Chiuse il fascicolo. Aveva già deciso come si sarebbe mosso: l'avrebbe trattato come uno dei suoi normali pazienti, e poi avrebbe deciso cosa fare.

- Ci riuscirò- affermò con convinzione, ritirando il fascicolo.

In fondo, tutta la sua carriera di basava su quello, e lui avrebbe fatto di tutto per riuscire nell'impresa che si era prefissato.

- Bene: doccia, cena e a letto!- esclamò, quasi fiondandosi in bagno.

Non era uno che si preoccupava troppo di cose come "cosa succederà domani", aveva sempre vissuto abbastanza al momento, senza mai preoccuparsi delle conseguenze; i suoi amici lo conoscevano bene e lo accettavano per quel comportamento, aveva trascorso molti anni della sua vita in maniera parecchio spensierata e ne era felice.

Però... Tutto cambiava, e lui ne era diventato consapevole all'improvviso. Era stato come se un'esplosione avesse improvvisamente scosso la sua vita, e lui per un attimo aveva temuto di morire nell'impatto del colpo.

Ma era ancora vivo... Lui era ancora vivo, e non poteva non fare niente. La vita era qualcosa di importante: l'aveva realizzato troppo tardi, ma lui l'aveva ancora. E voleva che le persone intorno a lui si rendessero conto di quanto vivere davvero fosse importante.

Per quello era così felice di essere riuscito a ottenere la possibilità di incontrare quel ragazzo; ci lavorava da tempo, non era stato per niente semplice, ma adesso avrebbe potuto davvero fare qualcosa.

Allo stesso tempo, non poteva fare a meno di essere in ansia: neanche quando aveva dovuto accogliere il suo primo paziente si era sentito così nervoso.
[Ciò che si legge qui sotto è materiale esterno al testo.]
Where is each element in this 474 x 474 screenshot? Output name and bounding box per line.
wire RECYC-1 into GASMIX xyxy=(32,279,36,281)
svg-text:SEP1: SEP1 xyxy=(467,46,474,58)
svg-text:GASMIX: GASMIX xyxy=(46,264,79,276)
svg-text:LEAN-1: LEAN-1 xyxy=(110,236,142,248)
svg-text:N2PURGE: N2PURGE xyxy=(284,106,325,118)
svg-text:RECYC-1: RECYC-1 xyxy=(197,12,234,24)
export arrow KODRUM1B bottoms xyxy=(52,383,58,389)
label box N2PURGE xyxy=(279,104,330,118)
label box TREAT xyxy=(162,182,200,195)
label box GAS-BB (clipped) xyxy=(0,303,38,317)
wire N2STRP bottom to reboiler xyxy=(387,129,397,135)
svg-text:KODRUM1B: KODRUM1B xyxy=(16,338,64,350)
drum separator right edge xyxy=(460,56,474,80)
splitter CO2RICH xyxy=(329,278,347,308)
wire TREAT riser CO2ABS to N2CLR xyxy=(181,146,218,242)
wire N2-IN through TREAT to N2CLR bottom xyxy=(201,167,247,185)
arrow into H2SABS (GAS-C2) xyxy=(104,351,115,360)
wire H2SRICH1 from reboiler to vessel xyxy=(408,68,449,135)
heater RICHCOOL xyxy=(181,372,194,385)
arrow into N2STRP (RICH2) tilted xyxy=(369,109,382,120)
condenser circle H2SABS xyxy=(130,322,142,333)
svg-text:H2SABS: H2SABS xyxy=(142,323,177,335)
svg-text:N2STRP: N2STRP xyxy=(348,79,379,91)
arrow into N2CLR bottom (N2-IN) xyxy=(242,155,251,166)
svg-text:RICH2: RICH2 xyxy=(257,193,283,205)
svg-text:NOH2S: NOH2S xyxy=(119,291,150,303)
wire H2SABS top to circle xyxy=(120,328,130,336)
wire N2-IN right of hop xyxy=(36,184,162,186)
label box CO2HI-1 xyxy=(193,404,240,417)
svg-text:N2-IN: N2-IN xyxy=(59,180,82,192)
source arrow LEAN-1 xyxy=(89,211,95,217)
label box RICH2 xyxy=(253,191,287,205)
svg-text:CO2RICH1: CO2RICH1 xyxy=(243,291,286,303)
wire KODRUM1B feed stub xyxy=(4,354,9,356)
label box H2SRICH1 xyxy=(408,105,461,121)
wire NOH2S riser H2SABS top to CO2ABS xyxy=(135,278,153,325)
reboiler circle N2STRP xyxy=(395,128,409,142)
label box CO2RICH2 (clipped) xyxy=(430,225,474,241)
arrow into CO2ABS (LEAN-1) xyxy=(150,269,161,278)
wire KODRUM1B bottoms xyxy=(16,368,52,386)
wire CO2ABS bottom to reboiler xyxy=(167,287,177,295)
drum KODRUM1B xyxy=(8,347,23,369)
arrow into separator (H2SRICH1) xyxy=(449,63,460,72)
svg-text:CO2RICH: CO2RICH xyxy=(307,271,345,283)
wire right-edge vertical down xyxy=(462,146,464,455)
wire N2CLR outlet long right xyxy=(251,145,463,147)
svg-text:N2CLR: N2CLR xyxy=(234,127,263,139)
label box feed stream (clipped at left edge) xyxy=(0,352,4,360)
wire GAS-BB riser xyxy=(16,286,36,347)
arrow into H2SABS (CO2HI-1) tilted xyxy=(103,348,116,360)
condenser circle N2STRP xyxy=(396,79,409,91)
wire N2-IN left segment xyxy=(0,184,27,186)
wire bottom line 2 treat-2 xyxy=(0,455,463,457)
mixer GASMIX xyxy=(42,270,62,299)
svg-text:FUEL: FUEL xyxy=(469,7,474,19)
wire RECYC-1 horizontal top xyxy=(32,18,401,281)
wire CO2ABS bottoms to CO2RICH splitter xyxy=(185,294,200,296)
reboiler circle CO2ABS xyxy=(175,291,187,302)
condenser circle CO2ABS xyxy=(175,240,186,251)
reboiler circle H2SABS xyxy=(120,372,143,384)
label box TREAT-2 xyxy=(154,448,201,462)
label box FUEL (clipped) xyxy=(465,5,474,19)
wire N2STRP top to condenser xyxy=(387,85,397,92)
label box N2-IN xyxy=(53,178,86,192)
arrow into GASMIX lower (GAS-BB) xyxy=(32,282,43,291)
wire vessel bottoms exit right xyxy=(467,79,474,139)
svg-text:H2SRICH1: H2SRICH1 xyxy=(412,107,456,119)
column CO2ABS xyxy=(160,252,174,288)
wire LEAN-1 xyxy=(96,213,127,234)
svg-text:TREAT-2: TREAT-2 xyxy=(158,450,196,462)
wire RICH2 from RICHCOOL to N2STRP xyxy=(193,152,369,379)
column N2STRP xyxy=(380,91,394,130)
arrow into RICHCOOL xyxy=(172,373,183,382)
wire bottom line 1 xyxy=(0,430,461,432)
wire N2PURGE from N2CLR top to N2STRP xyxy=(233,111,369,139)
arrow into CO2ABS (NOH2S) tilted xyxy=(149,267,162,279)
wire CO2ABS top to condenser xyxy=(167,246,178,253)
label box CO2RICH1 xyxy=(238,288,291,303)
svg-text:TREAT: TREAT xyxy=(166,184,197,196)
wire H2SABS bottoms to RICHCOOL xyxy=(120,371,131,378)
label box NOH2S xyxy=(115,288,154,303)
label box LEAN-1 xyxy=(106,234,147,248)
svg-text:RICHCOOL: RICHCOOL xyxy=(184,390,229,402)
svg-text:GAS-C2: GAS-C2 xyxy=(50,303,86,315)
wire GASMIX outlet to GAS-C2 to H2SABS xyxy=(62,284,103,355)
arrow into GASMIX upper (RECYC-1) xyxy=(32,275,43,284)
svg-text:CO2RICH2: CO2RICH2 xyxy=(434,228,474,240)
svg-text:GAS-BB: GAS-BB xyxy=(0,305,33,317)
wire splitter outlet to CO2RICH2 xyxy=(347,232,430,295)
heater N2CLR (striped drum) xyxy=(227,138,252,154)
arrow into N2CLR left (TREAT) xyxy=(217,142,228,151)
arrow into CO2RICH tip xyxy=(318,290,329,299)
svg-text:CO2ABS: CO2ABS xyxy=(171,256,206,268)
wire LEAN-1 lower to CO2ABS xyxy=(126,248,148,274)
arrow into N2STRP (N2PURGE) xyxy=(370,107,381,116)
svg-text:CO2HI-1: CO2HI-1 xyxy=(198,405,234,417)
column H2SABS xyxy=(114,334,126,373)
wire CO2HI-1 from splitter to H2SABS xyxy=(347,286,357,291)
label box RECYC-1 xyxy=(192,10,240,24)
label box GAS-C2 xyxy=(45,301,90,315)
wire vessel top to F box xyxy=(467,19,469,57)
Quella volta non si trattava "solo" di una vita... Si trattava di molto di più, e dipendeva tutto da lui.

Quel pensiero lo tenne sveglio per qualche ora e il ragazzo riuscì ad addormentarsi solo dopo le tre; per fortuna, era sempre stato quello che i suoi amici definivano un animale notturno, visto che spesso e volentieri rimaneva sveglio fino a tardi a fare feste o anche al telefono con gli amici, per cui era abituato a non dormire troppo.

Quando la mattina dopo Yachi lo chiamò per svegliarlo, si sentiva riposato e pronto per la sua missione.

Si preparò una porzione molto abbondante di latte e cereali per colazione, dopodiché decise di farsi una doccia fredda, giusto per svegliarsi completamente, e si vestí.

Si sistemò come al solito i capelli mettendovi sopra chili di gel in modo che rimanessero su, poi afferrò una valigetta che i suoi amici gli avevano comprato per l'occasione, vi mise dentro il fascicolo e tutto ciò che poteva servirgli e uscì di casa.

Per fortuna, era una bella giornata: c'era il sole, ma non faceva esageratamente caldo, anzi c'era un venticello davvero piacevole che trasmetteva una certa calma.

Non che Bokuto fosse una persona calma di natura, ma prese come un incoraggiamento il fatto che fosse tutto così tranquillo.

Sentì il suo telefono vibrare e lo tirò fuori dalla tasca, sorridendo quando vide i messaggi di augurio dei suoi amici a cui aveva detto dove si stesse dirigendo: in fondo, era anche grazie a loro se adesso si trovava lì.

Rispose a tutti quanti, prima di dirigersi verso la sua auto.

Salí e appoggiò la valigetta sul sedile del passeggero, prima di allacciare la cintura, mettere la musica a tutto volume e partire verso la tappa più importante del viaggio che aveva intrapreso anni prima, e per cui sperava di riuscire a mettere un punto conclusivo alla prigione di Tokyo.